ECLI:NL:HR:2021:1778 (Didam)

Hoge Raad, 26 november 2021, Didam
(ECLI:NL:HR:2021:1778)

Essentie

Dit arrest gaat over de vraag hoe een overheidslichaam moet omgaan met de algemene beginselen van behoorlijk bestuur bij het aangaan van een overeenkomst voor een onroerende zaak.

Rechtsregel

Een overheidslichaam dient bij de verkoop van een onroerende zaak objectieve, redelijke en toetsbare criteria te stellen om de potentiële kopers om een transparante manier hierop te beoordelen.

Inhoud arrest

Feiten

De gemeente is eigenaar van een oud gemeentehuis is het dorpscentrum in de plaats Didam. De gemeente wil het dorpscentrum ingrijpend veranderen en heeft daartoe een masterplan vastgesteld. Kort na het vaststellen van het masterplan, melden eiseressen zich bij de gemeente en hebben zij mondeling hun interesse getoond om hier een Albert-Heijn supermarkt te exploiteren.

Eiseressen krijgen van de gemeente te horen dat het masterplan al vaststaat en dat de gemeentehuislocatie niet afzonderlijk te koop is, maar onderdeel uitmaakt van het masterplan.

Eiseressen melden dat het masterplan buiten medeweten van hen tot stand is gekomen en zij hier op geen wijze bij betrokken zijn geweest. Verder melden de eiseressen dat zij hebben vernomen dat de gemeente onderhands in overleg is getreden voor de exploitatie van de COOP-supermarkt, (verweerder) op de locatie van het oude gemeentehuis.

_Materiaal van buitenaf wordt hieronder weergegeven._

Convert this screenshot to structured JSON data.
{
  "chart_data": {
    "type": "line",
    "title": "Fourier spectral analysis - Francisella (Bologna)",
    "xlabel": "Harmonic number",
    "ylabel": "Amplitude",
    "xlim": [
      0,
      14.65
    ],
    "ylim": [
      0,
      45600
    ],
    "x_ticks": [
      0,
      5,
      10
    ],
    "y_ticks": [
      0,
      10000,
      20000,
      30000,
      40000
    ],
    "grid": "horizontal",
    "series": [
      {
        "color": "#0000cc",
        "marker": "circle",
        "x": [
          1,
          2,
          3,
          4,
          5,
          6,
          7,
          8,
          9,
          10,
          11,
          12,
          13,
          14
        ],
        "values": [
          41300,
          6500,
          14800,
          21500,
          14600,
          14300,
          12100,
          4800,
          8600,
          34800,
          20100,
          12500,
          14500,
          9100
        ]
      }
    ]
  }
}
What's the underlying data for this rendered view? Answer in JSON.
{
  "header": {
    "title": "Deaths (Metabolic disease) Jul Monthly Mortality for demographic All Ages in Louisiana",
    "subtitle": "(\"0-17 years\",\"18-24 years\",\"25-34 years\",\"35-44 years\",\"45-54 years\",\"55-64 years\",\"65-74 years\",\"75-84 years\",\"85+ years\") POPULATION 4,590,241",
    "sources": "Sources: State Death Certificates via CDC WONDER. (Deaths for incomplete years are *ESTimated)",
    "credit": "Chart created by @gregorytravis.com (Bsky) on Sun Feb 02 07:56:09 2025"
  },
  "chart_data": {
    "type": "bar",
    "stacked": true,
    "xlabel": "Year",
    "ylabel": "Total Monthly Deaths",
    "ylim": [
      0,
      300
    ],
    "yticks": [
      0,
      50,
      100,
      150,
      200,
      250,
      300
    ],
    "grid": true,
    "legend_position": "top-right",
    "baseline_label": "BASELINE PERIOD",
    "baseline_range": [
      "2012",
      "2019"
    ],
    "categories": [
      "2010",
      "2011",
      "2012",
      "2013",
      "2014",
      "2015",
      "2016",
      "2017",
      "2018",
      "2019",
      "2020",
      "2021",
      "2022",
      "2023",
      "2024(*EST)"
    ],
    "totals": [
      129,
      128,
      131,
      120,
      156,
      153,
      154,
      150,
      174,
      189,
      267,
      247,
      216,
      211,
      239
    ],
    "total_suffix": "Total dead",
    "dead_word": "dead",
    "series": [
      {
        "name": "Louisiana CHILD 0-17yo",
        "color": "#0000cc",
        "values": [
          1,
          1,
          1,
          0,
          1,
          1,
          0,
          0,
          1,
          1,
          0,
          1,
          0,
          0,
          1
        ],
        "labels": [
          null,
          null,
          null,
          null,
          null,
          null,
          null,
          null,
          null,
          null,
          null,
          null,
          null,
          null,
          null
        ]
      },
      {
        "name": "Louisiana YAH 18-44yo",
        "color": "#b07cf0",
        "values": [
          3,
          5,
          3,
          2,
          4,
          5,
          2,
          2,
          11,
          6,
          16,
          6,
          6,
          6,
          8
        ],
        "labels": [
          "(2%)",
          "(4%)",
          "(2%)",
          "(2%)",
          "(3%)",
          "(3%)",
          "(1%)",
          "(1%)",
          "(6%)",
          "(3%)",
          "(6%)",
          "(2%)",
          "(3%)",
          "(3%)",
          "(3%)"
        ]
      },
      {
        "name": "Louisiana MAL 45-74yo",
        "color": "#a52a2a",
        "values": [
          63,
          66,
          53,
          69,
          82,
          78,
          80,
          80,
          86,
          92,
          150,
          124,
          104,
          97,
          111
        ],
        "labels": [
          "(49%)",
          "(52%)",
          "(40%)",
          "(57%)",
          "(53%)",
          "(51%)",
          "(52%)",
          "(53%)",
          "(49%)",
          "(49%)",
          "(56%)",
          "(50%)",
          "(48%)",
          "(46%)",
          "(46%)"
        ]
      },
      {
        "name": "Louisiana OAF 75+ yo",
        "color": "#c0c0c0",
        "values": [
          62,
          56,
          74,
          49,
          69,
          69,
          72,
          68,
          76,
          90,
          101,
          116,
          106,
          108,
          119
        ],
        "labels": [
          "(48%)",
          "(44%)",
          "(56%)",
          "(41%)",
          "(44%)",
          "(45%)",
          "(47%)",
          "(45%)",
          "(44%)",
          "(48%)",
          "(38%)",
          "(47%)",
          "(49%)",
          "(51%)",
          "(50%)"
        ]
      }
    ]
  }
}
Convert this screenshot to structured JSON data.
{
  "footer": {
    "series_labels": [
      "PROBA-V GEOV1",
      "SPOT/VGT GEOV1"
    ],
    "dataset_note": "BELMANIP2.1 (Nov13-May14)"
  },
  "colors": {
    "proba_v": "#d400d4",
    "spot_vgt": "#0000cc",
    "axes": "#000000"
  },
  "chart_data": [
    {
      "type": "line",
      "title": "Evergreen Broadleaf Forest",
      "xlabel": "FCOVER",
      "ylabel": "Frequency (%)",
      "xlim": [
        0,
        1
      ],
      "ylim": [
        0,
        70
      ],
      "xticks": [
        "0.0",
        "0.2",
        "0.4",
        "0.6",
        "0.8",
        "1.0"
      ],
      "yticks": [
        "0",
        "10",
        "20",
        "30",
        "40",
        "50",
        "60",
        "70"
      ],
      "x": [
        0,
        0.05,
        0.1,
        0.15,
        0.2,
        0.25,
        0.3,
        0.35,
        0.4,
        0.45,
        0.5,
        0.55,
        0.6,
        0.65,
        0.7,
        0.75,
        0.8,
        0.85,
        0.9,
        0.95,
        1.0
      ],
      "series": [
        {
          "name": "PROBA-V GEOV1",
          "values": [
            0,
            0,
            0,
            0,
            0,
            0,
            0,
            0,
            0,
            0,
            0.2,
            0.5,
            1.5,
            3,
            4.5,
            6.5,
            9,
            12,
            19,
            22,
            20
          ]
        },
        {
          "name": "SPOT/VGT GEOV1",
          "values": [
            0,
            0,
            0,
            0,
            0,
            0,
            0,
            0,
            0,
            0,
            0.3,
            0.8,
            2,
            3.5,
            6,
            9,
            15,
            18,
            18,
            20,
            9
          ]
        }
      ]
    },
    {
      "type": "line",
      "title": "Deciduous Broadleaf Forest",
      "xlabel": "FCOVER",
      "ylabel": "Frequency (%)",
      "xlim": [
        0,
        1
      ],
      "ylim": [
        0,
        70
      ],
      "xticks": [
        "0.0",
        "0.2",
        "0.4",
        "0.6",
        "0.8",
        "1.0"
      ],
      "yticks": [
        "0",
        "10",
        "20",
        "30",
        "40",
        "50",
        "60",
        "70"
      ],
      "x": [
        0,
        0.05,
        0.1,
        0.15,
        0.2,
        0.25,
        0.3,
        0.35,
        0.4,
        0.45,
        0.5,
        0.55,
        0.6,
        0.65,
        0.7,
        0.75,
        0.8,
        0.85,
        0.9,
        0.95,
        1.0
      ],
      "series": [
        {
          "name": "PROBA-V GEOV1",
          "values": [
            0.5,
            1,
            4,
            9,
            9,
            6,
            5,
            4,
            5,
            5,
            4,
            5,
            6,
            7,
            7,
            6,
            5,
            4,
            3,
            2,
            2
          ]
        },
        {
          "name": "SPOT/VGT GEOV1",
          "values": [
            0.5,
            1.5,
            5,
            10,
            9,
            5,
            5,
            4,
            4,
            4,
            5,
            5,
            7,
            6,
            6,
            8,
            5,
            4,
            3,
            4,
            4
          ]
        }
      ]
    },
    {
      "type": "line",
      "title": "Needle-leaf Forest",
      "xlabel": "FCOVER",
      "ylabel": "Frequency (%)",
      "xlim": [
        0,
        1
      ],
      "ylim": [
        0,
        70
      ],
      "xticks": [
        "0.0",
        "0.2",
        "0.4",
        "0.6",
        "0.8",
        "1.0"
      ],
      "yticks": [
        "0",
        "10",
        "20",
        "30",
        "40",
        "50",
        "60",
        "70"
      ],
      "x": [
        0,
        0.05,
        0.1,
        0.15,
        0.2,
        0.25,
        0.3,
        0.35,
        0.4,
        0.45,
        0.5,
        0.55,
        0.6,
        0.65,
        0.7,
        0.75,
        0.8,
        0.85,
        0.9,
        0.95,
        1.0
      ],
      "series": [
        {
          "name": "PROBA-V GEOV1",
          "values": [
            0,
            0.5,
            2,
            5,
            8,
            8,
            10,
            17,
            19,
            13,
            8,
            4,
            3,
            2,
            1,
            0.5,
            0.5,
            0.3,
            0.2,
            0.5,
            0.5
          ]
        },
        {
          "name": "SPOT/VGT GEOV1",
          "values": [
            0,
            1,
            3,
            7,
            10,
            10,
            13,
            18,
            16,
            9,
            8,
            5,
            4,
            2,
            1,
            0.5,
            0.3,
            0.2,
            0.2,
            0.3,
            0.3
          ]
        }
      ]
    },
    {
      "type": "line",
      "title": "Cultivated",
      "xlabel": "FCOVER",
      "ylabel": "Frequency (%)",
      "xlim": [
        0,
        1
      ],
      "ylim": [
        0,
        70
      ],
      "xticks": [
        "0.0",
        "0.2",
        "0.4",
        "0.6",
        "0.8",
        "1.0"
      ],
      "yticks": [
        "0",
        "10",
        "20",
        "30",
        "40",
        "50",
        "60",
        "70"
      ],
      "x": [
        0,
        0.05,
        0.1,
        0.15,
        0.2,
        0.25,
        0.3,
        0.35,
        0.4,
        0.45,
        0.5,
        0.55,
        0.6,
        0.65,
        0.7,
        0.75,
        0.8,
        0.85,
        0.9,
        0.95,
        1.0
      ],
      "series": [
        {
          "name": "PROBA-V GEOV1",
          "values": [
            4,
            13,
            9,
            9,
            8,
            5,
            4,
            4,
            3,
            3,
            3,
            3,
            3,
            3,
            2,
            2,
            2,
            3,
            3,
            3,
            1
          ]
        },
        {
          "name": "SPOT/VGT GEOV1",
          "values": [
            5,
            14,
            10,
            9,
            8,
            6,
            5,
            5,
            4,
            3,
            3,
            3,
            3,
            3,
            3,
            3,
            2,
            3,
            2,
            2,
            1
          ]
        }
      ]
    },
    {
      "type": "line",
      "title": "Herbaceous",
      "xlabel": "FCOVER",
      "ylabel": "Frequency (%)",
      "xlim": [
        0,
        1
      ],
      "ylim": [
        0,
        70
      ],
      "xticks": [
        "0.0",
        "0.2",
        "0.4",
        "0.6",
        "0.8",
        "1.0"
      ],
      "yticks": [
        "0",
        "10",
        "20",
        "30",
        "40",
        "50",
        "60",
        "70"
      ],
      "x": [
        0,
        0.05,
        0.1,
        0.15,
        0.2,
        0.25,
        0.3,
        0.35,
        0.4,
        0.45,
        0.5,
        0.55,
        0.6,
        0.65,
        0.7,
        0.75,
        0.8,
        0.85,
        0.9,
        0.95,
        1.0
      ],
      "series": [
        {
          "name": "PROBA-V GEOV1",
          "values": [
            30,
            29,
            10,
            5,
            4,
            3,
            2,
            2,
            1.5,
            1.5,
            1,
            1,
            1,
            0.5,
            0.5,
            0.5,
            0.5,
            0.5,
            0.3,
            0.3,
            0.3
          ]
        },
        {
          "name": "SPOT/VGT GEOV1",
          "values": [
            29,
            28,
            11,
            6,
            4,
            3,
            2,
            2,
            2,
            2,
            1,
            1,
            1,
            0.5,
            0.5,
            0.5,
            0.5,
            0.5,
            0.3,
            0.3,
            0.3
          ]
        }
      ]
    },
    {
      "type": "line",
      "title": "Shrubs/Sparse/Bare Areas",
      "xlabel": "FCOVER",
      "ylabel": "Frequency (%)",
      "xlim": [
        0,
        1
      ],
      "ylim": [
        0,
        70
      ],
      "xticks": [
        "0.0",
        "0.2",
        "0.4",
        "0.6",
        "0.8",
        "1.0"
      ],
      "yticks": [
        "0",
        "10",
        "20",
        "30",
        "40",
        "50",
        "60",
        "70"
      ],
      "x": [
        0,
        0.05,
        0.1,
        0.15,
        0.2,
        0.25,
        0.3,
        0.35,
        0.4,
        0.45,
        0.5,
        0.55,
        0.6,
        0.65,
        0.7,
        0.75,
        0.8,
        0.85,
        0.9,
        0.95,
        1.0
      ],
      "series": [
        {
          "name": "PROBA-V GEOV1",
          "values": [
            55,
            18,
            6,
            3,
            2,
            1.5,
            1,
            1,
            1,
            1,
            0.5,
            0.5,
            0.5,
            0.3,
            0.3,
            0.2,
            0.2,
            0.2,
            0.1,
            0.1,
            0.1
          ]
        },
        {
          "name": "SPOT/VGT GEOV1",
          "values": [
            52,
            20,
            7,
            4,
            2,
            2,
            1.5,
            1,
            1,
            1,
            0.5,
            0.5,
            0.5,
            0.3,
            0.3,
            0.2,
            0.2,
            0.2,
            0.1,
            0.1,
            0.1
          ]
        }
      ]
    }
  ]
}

Eiseressen stellen in een brief dat deze procedure daarmee volstrekt niet-transparant verloopt. Bovendien is deze onderhandse toekenning van de locatie in strijd met het gelijkheids- en transparantiebeginsel en zijn gemeenten ook bij privaatrechtelijke handelingen verplicht om de algemene beginselen van behoorlijk bestuur in acht te nemen, aldus de eiseressen.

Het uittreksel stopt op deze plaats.